FCA Review & Approval (1–3 months): Unlike AIM, where documents are checked by the Nomad, the Financial Conduct Authority (FCA) must personally review and approve the Prospectus. This often involves multiple rounds of questions.
The "Notice" Period (20 business days): Under AIM rules, a company must give at least 20 business days' notice before cancelling its AIM listing to move to the Main Market.
2. Key Requirements That Impact Timing
The transition is more than just a paperwork exercise; certain eligibility criteria can delay the move if not already met:
Requirement Details
Market Cap: A minimum market capitalization of £30 million is required (though most companies wait until they are much larger, often £250m+).
Free Float: At least 10% of shares must be in "public hands."
Governance: The company must switch from the QCA Code to the more rigorous UK Corporate Governance Code (requiring more independent directors).
Prospectus A full Prospectus is usually required. However, if a company has been on AIM for 18+ months, it may be eligible for a "simplified" prospectus regime, which can save time and cost.
3. Why the Process Takes Time
The Sponsor's Role: On the Main Market, you must have a "Sponsor" (an investment bank or boutique) who takes legal responsibility for confirming to the FCA that the company is fit for listing. Their due diligence is often more exhaustive than an AIM Nomad’s.

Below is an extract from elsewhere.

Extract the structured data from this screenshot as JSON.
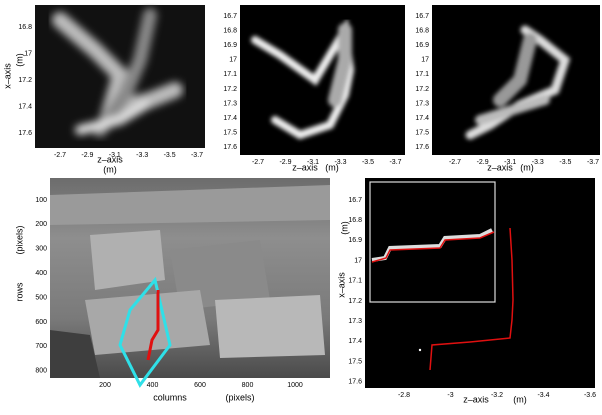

Historical Financials: While recent 2024 reforms have eased some requirements, companies generally still need to provide three years of audited financial information prepared to International Financial Reporting Standards (IFRS).
Summary of Recent 2024/2025 Reforms
Following the UK Listing Rules (UKLR) overhaul in July 2024, the gap between AIM and the Main Market has narrowed. For example, the requirement for a three-year track record has been removed for the new ESCC (Equity Shares in Commercial Companies) category, potentially making the move faster for high-growth companies that haven't hit the three-year mark yet.